Dangerous Diet Doping: Being Thin at all Costs

Dr. Robyn Silverman

As we know, “feeling fat” has become a common part of everyday life for girls and women. Dieting is the norm. Complaining about weight is a expected and encourages. And doing anything you can to achieve the perfect thin body, accepted and supported.

A recent online poll of 993 teens and women has suggested that an alarming 1 in 10 girls and women are using drugs to lose weight. Were they in an unhealthy range for weight? Nope. Two thirds of responders–67%– were in the healthy weight range. What does that tell us? The healthy weight range is not perceived as thin enough. Hollywood hard bodies and unattainable rock-hard abs are what we’re striving for.

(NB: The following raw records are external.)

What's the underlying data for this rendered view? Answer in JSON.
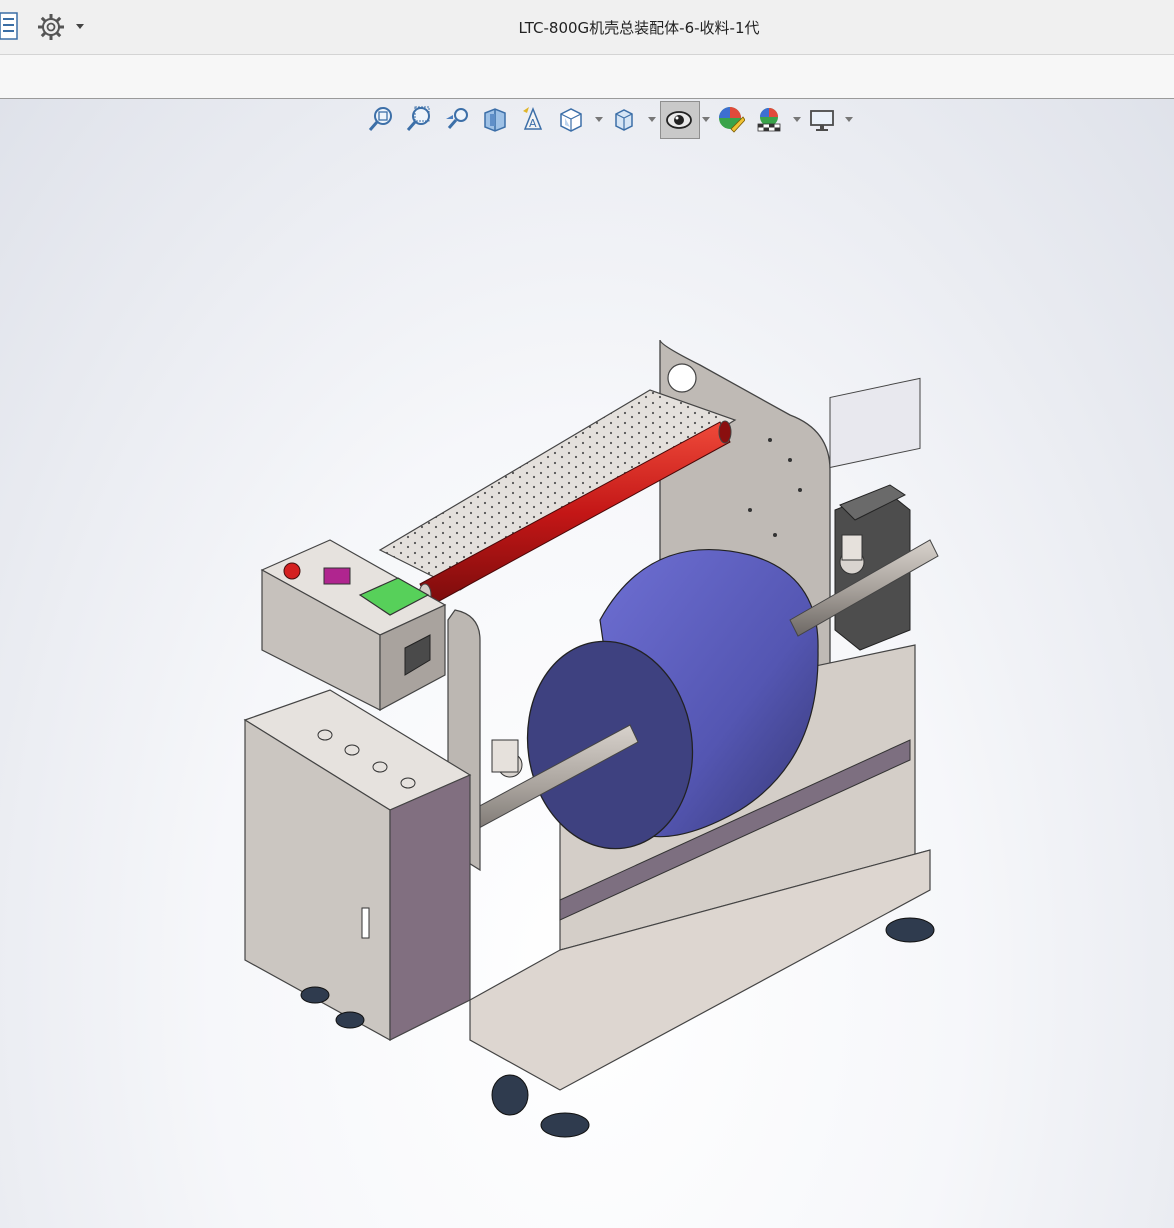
{
  "window": {
    "title": "LTC-800G机壳总装配体-6-收料-1代"
  },
  "titlebar": {
    "icons": [
      "feature-manager-icon",
      "gear-icon",
      "dropdown-arrow-icon"
    ]
  },
  "heads_up_toolbar": {
    "tools": [
      {
        "name": "zoom-to-fit-icon"
      },
      {
        "name": "zoom-to-area-icon"
      },
      {
        "name": "previous-view-icon"
      },
      {
        "name": "section-view-icon"
      },
      {
        "name": "dynamic-annotation-icon"
      },
      {
        "name": "view-orientation-icon",
        "has_dropdown": true
      },
      {
        "name": "display-style-icon",
        "has_dropdown": true
      },
      {
        "name": "hide-show-items-icon",
        "has_dropdown": true,
        "active": true
      },
      {
        "name": "edit-appearance-icon"
      },
      {
        "name": "apply-scene-icon",
        "has_dropdown": true
      },
      {
        "name": "view-settings-icon",
        "has_dropdown": true
      }
    ]
  },
  "model": {
    "description_icon": "rewinding-machine-3d-model",
    "colors": {
      "frame": "#b7b2ad",
      "roll": "#4a4fa3",
      "red_roller": "#c21818",
      "screen": "#57d05a",
      "estop": "#d42020"
    }
  }
}
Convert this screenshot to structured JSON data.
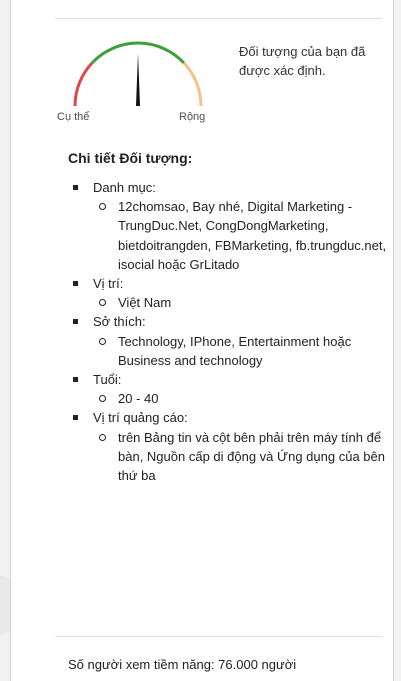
{
  "gauge": {
    "left_label": "Cụ thể",
    "right_label": "Rộng",
    "description": "Đối tượng của bạn đã được xác định.",
    "colors": {
      "specific": "#e04848",
      "defined": "#3f9e3a",
      "broad": "#f4c18a",
      "needle": "#111111"
    }
  },
  "details": {
    "title": "Chi tiết Đối tượng:",
    "items": [
      {
        "label": "Danh mục:",
        "values": [
          "12chomsao, Bay nhé, Digital Marketing - TrungDuc.Net, CongDongMarketing, bietdoitrangden, FBMarketing, fb.trungduc.net, isocial hoặc GrLitado"
        ]
      },
      {
        "label": "Vị trí:",
        "values": [
          "Việt Nam"
        ]
      },
      {
        "label": "Sở thích:",
        "values": [
          "Technology, IPhone, Entertainment hoặc Business and technology"
        ]
      },
      {
        "label": "Tuổi:",
        "values": [
          "20 - 40"
        ]
      },
      {
        "label": "Vị trí quảng cáo:",
        "values": [
          "trên Bảng tin và cột bên phải trên máy tính để bàn, Nguồn cấp di động và Ứng dụng của bên thứ ba"
        ]
      }
    ]
  },
  "reach": {
    "text": "Số người xem tiềm năng: 76.000 người"
  }
}
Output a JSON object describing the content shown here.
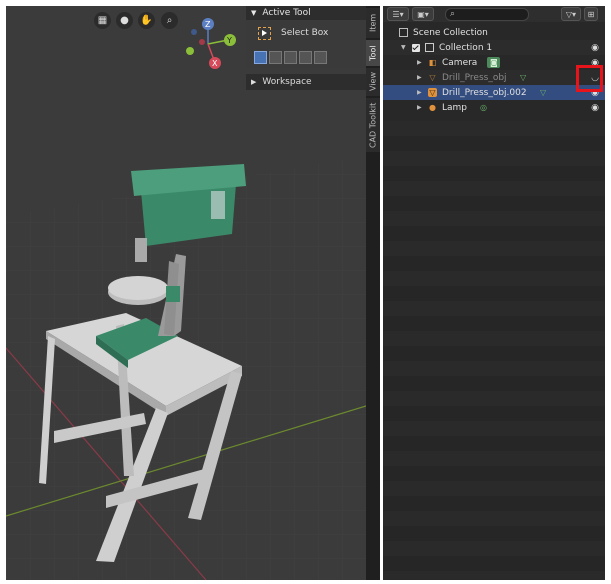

No matter what people say, the diet doping is not often linked to losing weight for health (how could it?), it’s linked to looks.

Many times, when attempting to lose weight, young girls subscribe to unhealthy practices such as quick fad diets or acts of purging including vomiting and laxative abuse instead of using a healthy regiment of exercise and maintenance of a balanced diet. Girls and women are looking for the quick fix– THINNESS NOW- not what’s going to make them healthiest in the long run. In doing so, they turn to what IS NOT healthy. In fact, in the poll, 10% of respondents to the poll owned up to taking stimulants like cocaine and speed, 26% said they were abusing diet pills or laxatives and one in 5 admitted to suffering form eating disorders. What’s healthy about that? It’s a practice I like to call “diet doping” and I’ll be talking about it in my upcoming book coming out in 2010.

Most people might think that the African American girls and the Latina girls steer clear of such practices. Nope. If you think it’s only the Caucasian girls you’d be wrong. The intense pressure to diet has amazing cross over affects. Studies over the last 25 years have shown that rate of these subclinical eating practices, dieting and purging, and diet doping are increasing among all social and ethnic classes.

It’s crucial that we begin conversations with our girls early about what it truly means to be healthy. In doing so, we must also commit to being healthy ourselves and refrain from criticizing ourselves, using destructive methods to lose weight, or applauding others who lose weight at all costs as being “disciplined” and “healthy.” Let’s get back to basics. I mean, remember when healthy meant having good balanced nutrition, energy, good support and well managed stress? Let’s go back to that. Who’s with me? Let’s do it.